A few generations have been blown away by this record, from Eighties post-punks to early ’00s Brooklynites, who ripped it off mercilessly. (Phish loved it, too, once covering the whole album live.) The heady mix of quasi-African and Arabic rhythms, New Wave twitchiness and David Byrne’s existential crises (“Once in a Lifetime” is only the most famous) somehow also seem joyous and even blissful. An album designed for both deep contemplation and maximum head-nod.
This Seventies collection of Jamaican recordings, most crafted by legendary ganja-cloud dub producer Lee Perry, was too spacey, it seems, to get an American release. But early versions of “Lively Up Yourself,” “Small Axe,” “Trenchtown Rock,” “Kaya” and “Sun Is Shining,” among others, are warmer, woozier, and waaaaaaaaay more stoned than the U.S. releases. The harmony vocals on “Duppy Conqueror” are an instant contact buzz. As Marley sings on “Kaya” amid deep tokes, “I’m so high, I even touch the sky.”
Dr. Dre’s solo smash was named after a particularly potent strain of weed, which was fitting: With its bottomless bass vortices, Snoop Dogg’s just-hit-the-bong flow and a laid-back vibe signaling a new kind of gangsta cool, The Chronic felt like an endless toke on a hot summer afternoon. A generation of stoners found it all but impossible not to smoke up their cars when “Let Me Ride” and “Nuthin But a ‘G’ Thang” came on the radio.
Dub music might be the most accurate-ever musical translation of stoned brainwaves. In the hands of Augustus Pablo, who transformed his signature instrument, the melodica, from kindergarten singalong helper to the sonic equivalent of an indica-packed ice bong, dub reached its most sublime heights. This instrumental set is his chill-out masterpiece, with productions by dub’s two grandmasters, King Tubby and Lee “Scratch” Perry, along with grooves by a Seventies reggae A-team and occasional vocal fragments that surface like half-formed thoughts before slipping away again. Potent.
Like a super-stoned campfire jam with an A-list of Cali hippie-rockers – including Joni Mitchell and most of the Grateful Dead, Jefferson Airplane, and CSNY – this hazy solo project by the altered-consciousness overachiever sounds like it was pretty much made up on the spot.

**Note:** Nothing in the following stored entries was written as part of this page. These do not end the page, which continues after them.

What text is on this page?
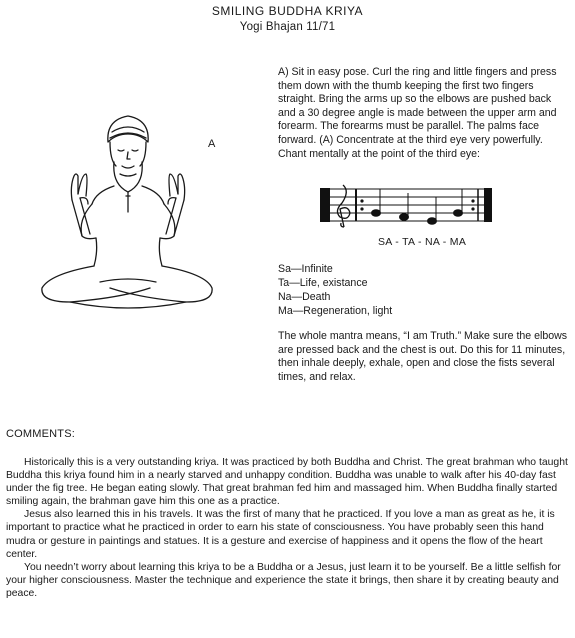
SMILING BUDDHA KRIYA
Yogi Bhajan 11/71
A
A) Sit in easy pose. Curl the ring and little fingers and press them down with the thumb keeping the first two fingers straight. Bring the arms up so the elbows are pushed back and a 30 degree angle is made between the upper arm and forearm. The forearms must be parallel. The palms face forward. (A) Concentrate at the third eye very powerfully. Chant mentally at the point of the third eye:
SA - TA - NA - MA
Sa—Infinite
Ta—Life, existance
Na—Death
Ma—Regeneration, light
The whole mantra means, “I am Truth.” Make sure the elbows are pressed back and the chest is out. Do this for 11 minutes, then inhale deeply, exhale, open and close the fists several times, and relax.
COMMENTS:

Historically this is a very outstanding kriya. It was practiced by both Buddha and Christ. The great brahman who taught Buddha this kriya found him in a nearly starved and unhappy condition. Buddha was unable to walk after his 40-day fast under the fig tree. He began eating slowly. That great brahman fed him and massaged him. When Buddha finally started smiling again, the brahman gave him this one as a practice.

Jesus also learned this in his travels. It was the first of many that he practiced. If you love a man as great as he, it is important to practice what he practiced in order to earn his state of consciousness. You have probably seen this hand mudra or gesture in paintings and statues. It is a gesture and exercise of happiness and it opens the flow of the heart center.

You needn’t worry about learning this kriya to be a Buddha or a Jesus, just learn it to be yourself. Be a little selfish for your higher consciousness. Master the technique and experience the state it brings, then share it by creating beauty and peace.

See the toasted strum-fest “Music Is Love” (with Neil Young on congas!) and “Tamalpais High,” with Jerry Garcia and Jorma Kaukonen noodling around wordless Crosby-Nash harmonies. By the time it’s over, you may not remember your name, either.
Pink Floyd’s magnum opus hit just as pot was becoming mainstream in suburbia. It had everything you’d ever want from a stoner symphony: Grand, transporting melodies, synapse-ripping synth experiments and sound collages, intricate musicianship, state-of-the-art studio sound and John Lennon-meets-Thom Yorke lyrics like “The lunatic is on the grass/Remembering games and daisy chains and laughs/Got to keep the loonies on the path.” Dark Side was a terrifying depiction of mental illness and capitalist excess and a withering assessment of the British class system. But prom committees throughout America couldn’t resist selecting “Time” as their senior class theme song – perhaps because they were all so amazingly high.